Concert 2020.12.03. 19:30
Kocsár

Ticket prices

HUF 4,000 / 3,500

Lukács season ticket 2

Program:

Leó Weiner Serenade in F minor, op. 3

Pál Járdányi Harp Concerto

Miklós Kocsár Capriccio

***

Zoltán Kodály: Háry János – excerpts

 

With:

Andrea Vigh - harp

Erika Gál - alto

Zsolt Haja - baritone

Tamás Dunai - narrator

Hungarian State Opera Children’s Chorus (chorus director: Nikolett Hajzer)

Hungarian National Philharmonic Orchestra

Balázs Kocsár - conductor

Leó Weiner’s 1906 Serenade for Small Orchestra is a four-movement orchestral piece dedicated to the composer’s teacher, János Koessler. The piece was premièred on 3 December 1907, in Cologne. One of Weiner’s first compositions, it owes its popularity to its Hungarian sound. This master of classical forms virtuosically employed the twists and turns of verbunkos and “a fine csárdás”.

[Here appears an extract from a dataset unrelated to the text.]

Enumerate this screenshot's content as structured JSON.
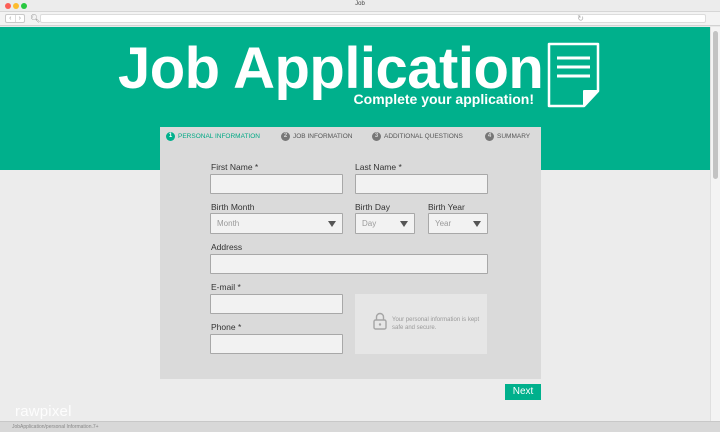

Pál Járdányi dedicated his 1959 Harp Concerto to Erzsébet Devescovi, his wife . One critic at the première emphasised that the piece was “essentially lyrical in tone.” He went on to write that “this lyricism is not overshadowed by tragic clashes; instead its golden pastel colors are made to glitter more brightly by the ideas contained in the piece. This composition expressed in a single movement creates the impression of a harmonic unity that the composer achieves through its carefully considered structure and successful proportions.” Interpreting the harp part this time will be Andrea Vigh.

Miklós Kocsár revised his 1960 piece Capriccio, written for piano, on several occasions. In 2002, after reimagining the piano version, he created yet another orchestral work from it, the fourth time he did so. As the composer put it: “The musical material has not changed, and even in its instrumentation only so far as was absolutely necessary. The main change is one of scope: the scale, as well as the progression of certain sections, became worthier of an orchestral composition than they had been before. […] The other thing that attracts me to this piece is the fact that it represents the full breadth of my knowledge from that time, containing elements of Bartók and Stravinsky.”

In the second part of the concert, we’ll hear familiar excerpts from Zoltán Kodály’s most popular work: Háry János. These will include brilliantly scored orchestral passages that are humorous, ironic and majestic in their lyricism and Hungarian folk songs whose nobility lies in their simplicity. The latter symbolise the pure source that makes Kodály’s music eternal.